Inventer le désir est le titre donné par l'auteur Camille Laurens à l'édition Quarto, qui regroupe plusieurs de ses textes et livres. Dans une préface intitulée "Tout ce qui de mon cœur fut l'unique désir" (suivie d'un album photo de sa famille), Camille Laurens explique comment elle a fait le choix de ces œuvres pour cette édition chez Gallimard, oeuvres présentées dans un ordre chronologique, avec pour fils conducteurs l'amour et le désir.
Ainsi s'ouvre donc le recueil :

"Il y a trois façons de se sentir en vie, vraiment vivants : être en amour, être en littérature, être en analyse."
(J. Kristeva)

Après Index, roman construit selon l'alphabet jusqu'au F du mot fin et publié en 1990 chez Pol, où l'auteur joue avec le réel et la fiction, l'auteur et le personnage (Claire découvre qu'un moment marquant de sa vie, un moment secret, a été écrit par quelqu'un et se met en quête de l'identité de cet auteur), on trouve tout de suite le récit autobiographique Philippe. Le sujet est douloureux : l'auteur nous raconte la mort de son fils, son premier enfant qui n'a vécu que deux heures. Le récit est construit en trois parties : d'abord, "Souffrir", où elle nous dit l'immense douleur de perdre un nouveau-né ; puis "Comprendre" nous explique la grossesse et le jour de l'accouchement, qui devient jour de deuil ; "Écrire", c'est que faire de cette mort (l'écriture comme consolation impossible...) :

"Écrire : mettre des mots dans le trou, colmater. Les mots ne comblent rien. Les mots manquent."

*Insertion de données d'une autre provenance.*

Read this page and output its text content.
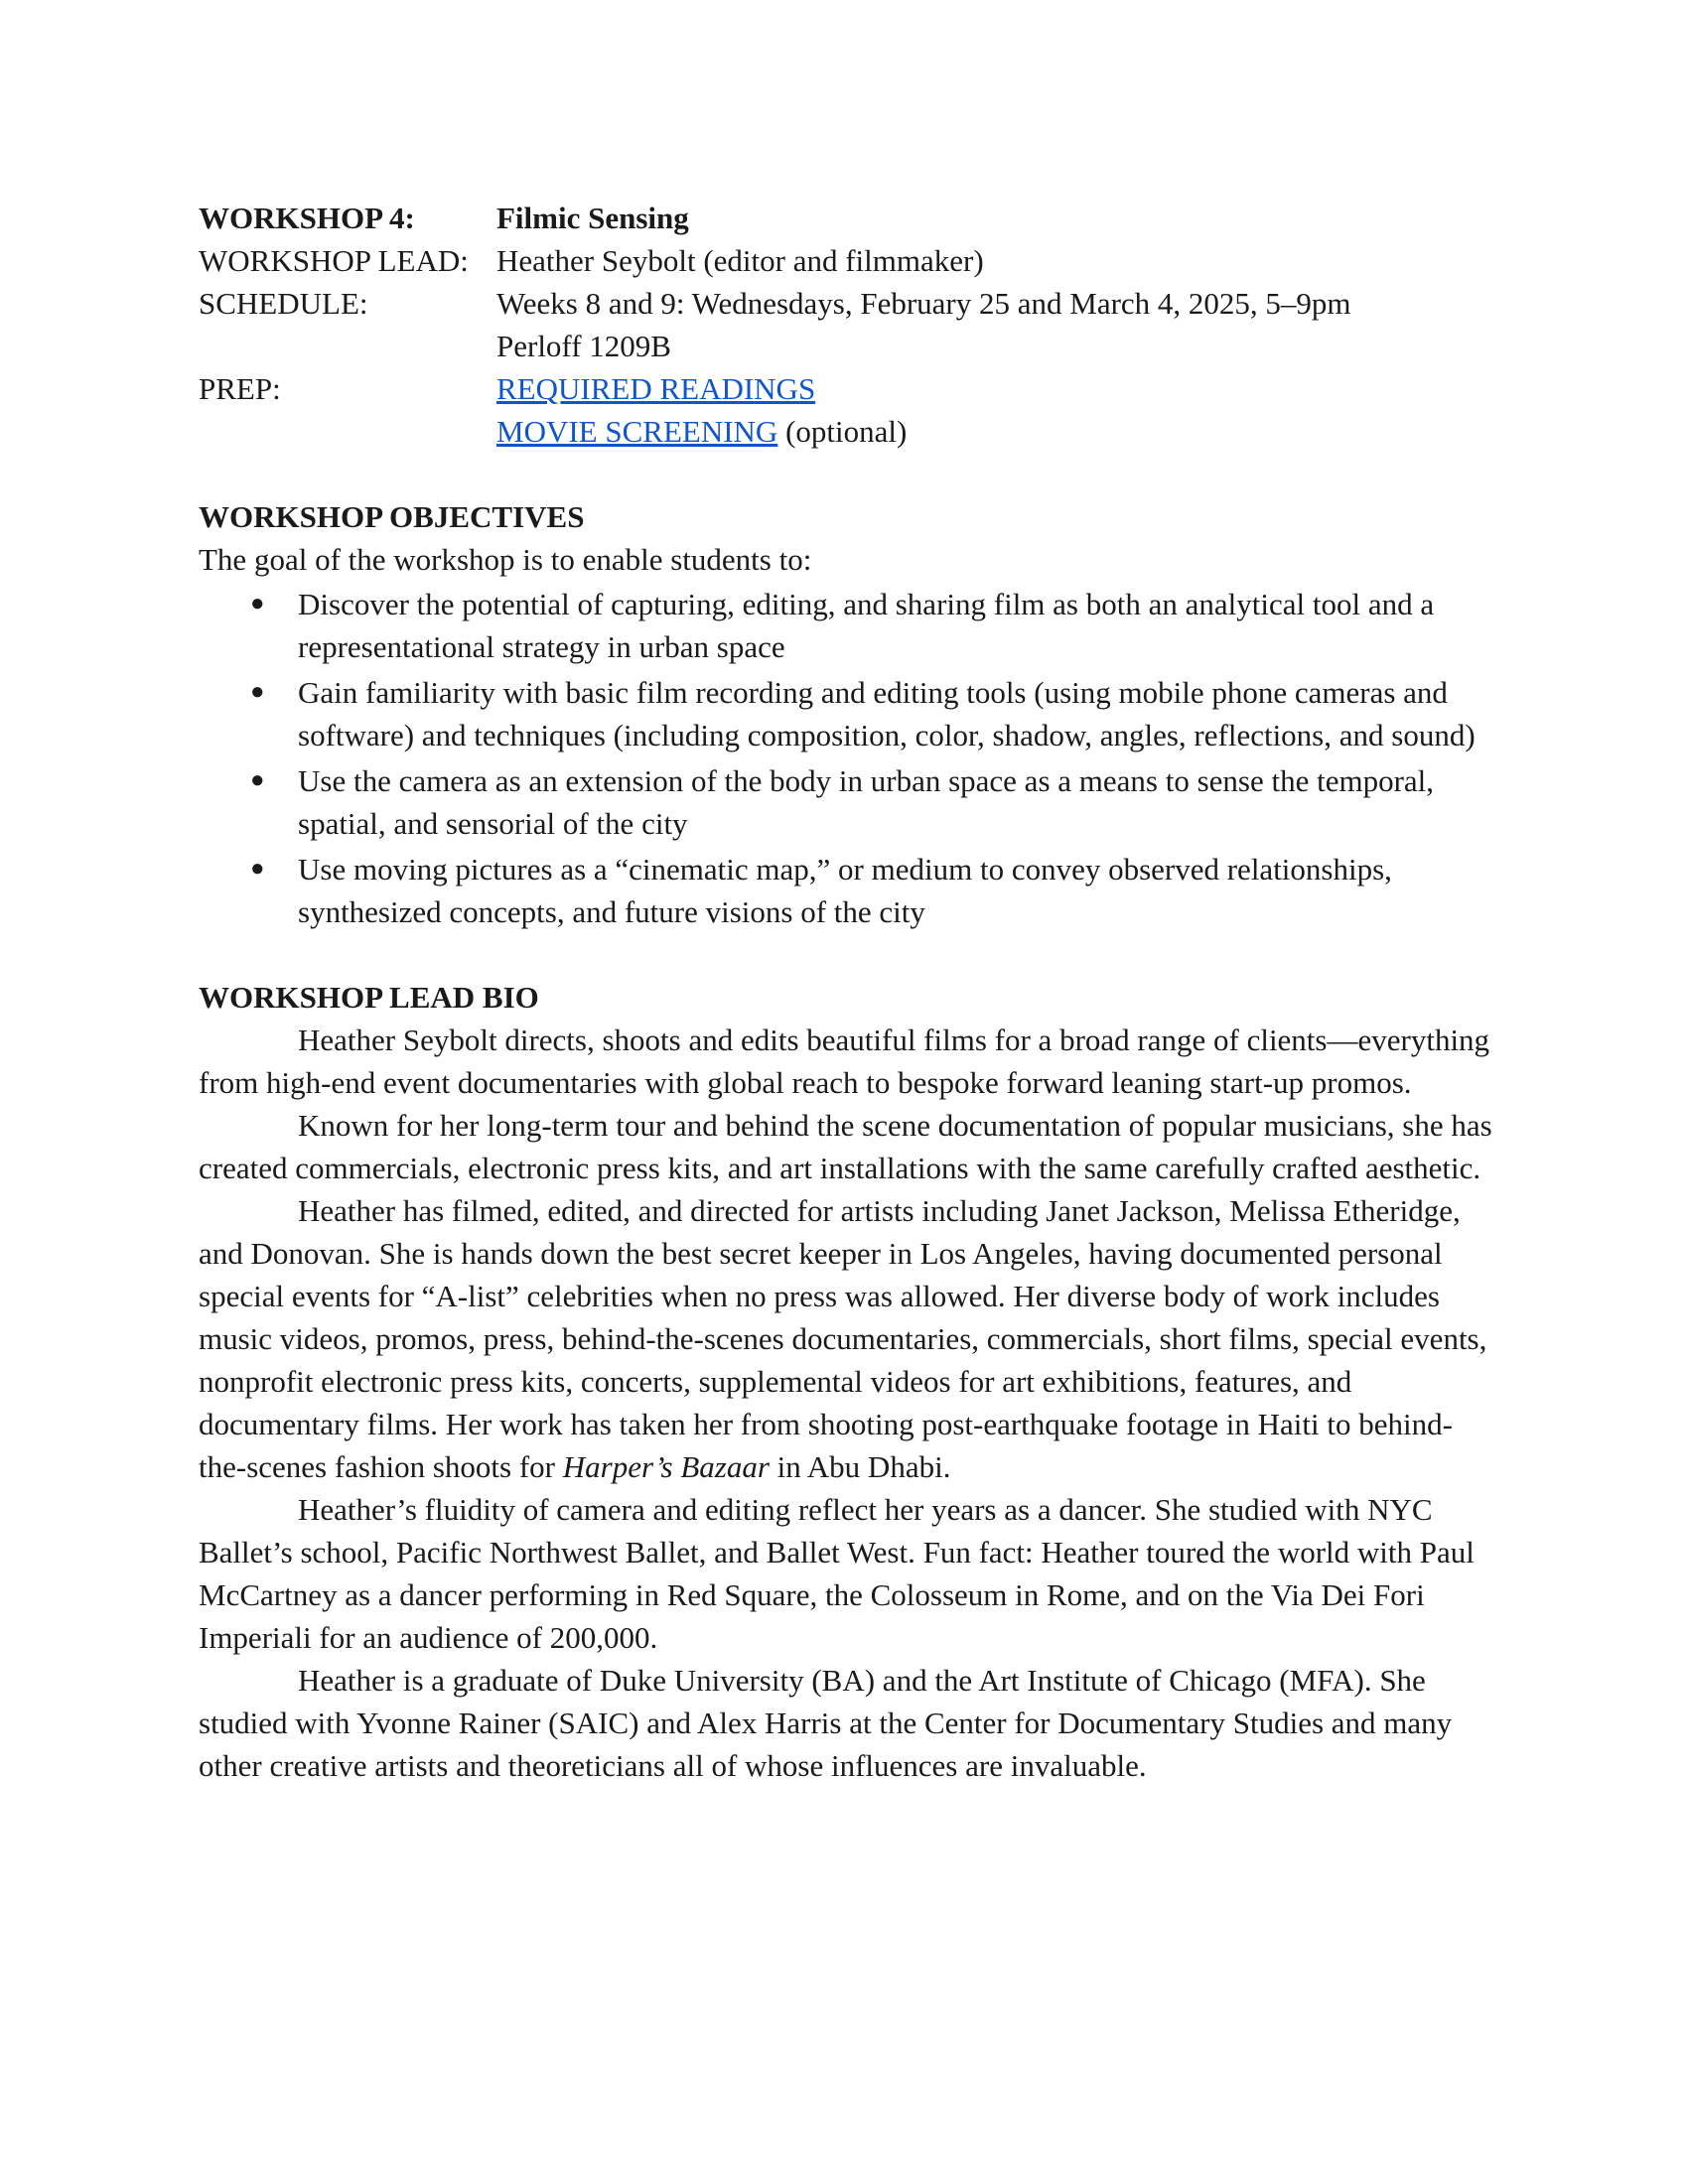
WORKSHOP 4:	Filmic Sensing
WORKSHOP LEAD: Heather Seybolt (editor and filmmaker)
SCHEDULE:	Weeks 8 and 9: Wednesdays, February 25 and March 4, 2025, 5–9pm
Perloff 1209B
PREP:	REQUIRED READINGS
MOVIE SCREENING (optional)
WORKSHOP OBJECTIVES
The goal of the workshop is to enable students to:
● Discover the potential of capturing, editing, and sharing film as both an analytical tool and a representational strategy in urban space
● Gain familiarity with basic film recording and editing tools (using mobile phone cameras and software) and techniques (including composition, color, shadow, angles, reflections, and sound)
● Use the camera as an extension of the body in urban space as a means to sense the temporal, spatial, and sensorial of the city
● Use moving pictures as a “cinematic map,” or medium to convey observed relationships, synthesized concepts, and future visions of the city
WORKSHOP LEAD BIO

Heather Seybolt directs, shoots and edits beautiful films for a broad range of clients—everything from high-end event documentaries with global reach to bespoke forward leaning start-up promos.

Known for her long-term tour and behind the scene documentation of popular musicians, she has created commercials, electronic press kits, and art installations with the same carefully crafted aesthetic.

Heather has filmed, edited, and directed for artists including Janet Jackson, Melissa Etheridge, and Donovan. She is hands down the best secret keeper in Los Angeles, having documented personal special events for “A-list” celebrities when no press was allowed. Her diverse body of work includes music videos, promos, press, behind-the-scenes documentaries, commercials, short films, special events, nonprofit electronic press kits, concerts, supplemental videos for art exhibitions, features, and documentary films. Her work has taken her from shooting post-earthquake footage in Haiti to behind-the-scenes fashion shoots for Harper’s Bazaar in Abu Dhabi.

Heather’s fluidity of camera and editing reflect her years as a dancer. She studied with NYC Ballet’s school, Pacific Northwest Ballet, and Ballet West. Fun fact: Heather toured the world with Paul McCartney as a dancer performing in Red Square, the Colosseum in Rome, and on the Via Dei Fori Imperiali for an audience of 200,000.

Heather is a graduate of Duke University (BA) and the Art Institute of Chicago (MFA). She studied with Yvonne Rainer (SAIC) and Alex Harris at the Center for Documentary Studies and many other creative artists and theoreticians all of whose influences are invaluable.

Racontant les choses comme elles se sont passées, Camille Laurens a été obligée de maquiller certains noms (sauf le prénom de son fils) car le bébé est mort à cause de la négligence et de la suffisance d'un obstétricien, personnage odieux auquel elle se heurte et qui réfute ses responsabilités. Ce court texte en trois parties est fait de beaucoup de souffrance, le lecteur la ressent et le livre contient vraiment la plaie. L'auteur y narre le deuil, les réactions des autres, les "ce n'est pas grave, vous en ferez un autre" puisque la douleur de perdre un enfant qu'on n'a pas connu semble minimisée. Camille Laurens dit pourtant que perdre un nouveau-né, c'est perdre aussi tout ce qu'on avait projeté en lui, l'avenir :

"Peu importe l'âge auquel l'enfant meurt. Nous portons le deuil le plus noir, celui du possible. Tous les parents pleurent les mêmes larmes : ils ont des souvenirs d'avenir."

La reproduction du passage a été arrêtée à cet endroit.